What stood out the most to me was the lack of support I had in my life at the time. The women from work brought in some dinners for my family. And then there was no one. In fact, my friendship with the horse owner fell apart. She couldn't stand visiting me. I think she felt guilty but there was no need. I never blamed her for one second... I was alone. And I coped. I learned how to cook from a wheelchair. And I drove my family crazy. For Mother's Day they got to find out exactly how much I really do do and not just for 1 day - but 6 weeks.

I really started to think about community. When I was a mormon, I had an automatic community where ever I went. People I automaticaly trusted and welcomed into my life. I had left the church when Drew was born - just before moving to Vernon. I didn't know how to create community for myself. I started to open my closed heart. I started to let people in.
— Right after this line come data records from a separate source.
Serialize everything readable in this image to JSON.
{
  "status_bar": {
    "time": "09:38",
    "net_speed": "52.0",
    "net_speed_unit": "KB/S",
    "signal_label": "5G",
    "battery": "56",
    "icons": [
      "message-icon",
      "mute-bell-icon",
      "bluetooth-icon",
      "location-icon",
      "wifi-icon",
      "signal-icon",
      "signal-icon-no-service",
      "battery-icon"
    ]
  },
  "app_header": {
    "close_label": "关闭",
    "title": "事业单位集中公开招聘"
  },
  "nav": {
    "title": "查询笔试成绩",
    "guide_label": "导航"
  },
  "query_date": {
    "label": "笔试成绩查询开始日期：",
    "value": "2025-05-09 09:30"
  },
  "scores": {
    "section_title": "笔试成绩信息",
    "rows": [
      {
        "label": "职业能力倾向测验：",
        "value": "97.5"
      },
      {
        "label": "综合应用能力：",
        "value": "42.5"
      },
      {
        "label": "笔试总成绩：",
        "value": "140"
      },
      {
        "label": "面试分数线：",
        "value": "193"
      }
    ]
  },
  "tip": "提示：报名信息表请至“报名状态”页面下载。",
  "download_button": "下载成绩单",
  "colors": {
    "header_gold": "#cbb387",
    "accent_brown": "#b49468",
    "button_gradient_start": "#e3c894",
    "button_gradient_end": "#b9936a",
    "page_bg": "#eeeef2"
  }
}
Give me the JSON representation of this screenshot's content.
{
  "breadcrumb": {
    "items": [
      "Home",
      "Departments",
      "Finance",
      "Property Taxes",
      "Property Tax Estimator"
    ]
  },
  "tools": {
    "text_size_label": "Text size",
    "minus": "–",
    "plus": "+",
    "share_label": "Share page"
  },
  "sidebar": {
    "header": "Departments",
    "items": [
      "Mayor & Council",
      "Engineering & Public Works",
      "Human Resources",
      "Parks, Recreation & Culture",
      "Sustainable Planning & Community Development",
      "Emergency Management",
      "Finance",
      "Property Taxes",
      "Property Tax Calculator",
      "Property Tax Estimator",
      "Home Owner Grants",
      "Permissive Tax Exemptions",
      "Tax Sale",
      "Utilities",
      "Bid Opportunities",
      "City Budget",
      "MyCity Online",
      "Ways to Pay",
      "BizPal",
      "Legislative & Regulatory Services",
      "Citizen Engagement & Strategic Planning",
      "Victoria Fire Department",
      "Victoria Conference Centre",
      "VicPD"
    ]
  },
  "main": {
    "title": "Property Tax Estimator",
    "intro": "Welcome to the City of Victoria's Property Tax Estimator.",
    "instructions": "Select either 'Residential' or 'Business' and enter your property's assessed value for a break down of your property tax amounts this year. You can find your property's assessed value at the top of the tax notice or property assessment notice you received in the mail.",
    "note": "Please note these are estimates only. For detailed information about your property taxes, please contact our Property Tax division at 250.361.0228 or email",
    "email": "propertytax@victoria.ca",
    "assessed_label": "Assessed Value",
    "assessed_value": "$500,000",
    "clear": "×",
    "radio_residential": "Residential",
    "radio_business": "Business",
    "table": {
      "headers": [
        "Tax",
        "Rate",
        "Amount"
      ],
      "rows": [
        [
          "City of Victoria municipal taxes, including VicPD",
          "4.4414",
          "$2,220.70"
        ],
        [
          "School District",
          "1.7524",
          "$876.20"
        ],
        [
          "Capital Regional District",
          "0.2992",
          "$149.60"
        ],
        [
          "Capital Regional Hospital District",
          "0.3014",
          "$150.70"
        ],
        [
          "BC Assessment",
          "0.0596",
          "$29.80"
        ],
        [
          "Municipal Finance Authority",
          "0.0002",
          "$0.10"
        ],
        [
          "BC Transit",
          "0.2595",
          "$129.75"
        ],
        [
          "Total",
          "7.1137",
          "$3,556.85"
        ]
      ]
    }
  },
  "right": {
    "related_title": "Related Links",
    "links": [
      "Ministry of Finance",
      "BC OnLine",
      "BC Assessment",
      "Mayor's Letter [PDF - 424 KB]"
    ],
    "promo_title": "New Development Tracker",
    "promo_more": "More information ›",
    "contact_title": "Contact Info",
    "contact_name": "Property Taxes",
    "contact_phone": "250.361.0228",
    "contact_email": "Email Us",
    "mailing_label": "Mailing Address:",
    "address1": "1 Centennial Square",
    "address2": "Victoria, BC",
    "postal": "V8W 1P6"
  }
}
I started to share myself. These are pastel drawings I did at the time. This one says (in case you can't read it) AND THE BURNING BUSH SAID: Walk on your new legs
This has been my task in the last 5 years. To learn how to walk on my new legs, spiritual as well as physical.

Here are some other pastel drawings I did at the time. I think they are self explanatory.


















Now, 5 years after that awful accident that changed my life, what a difference I see. Just this last week, a relatively minor crisis - Dean gone for 10 days with only 3 days notice and me having to wash windows. I had many friends around me. Rhiannon had no shortage of places to go and play while I worked. My friends surrounded me and supported me. My heart is full of gratitude. I am so grateful for my life; for the people in it. My heart is full. I am not alone. Thank you!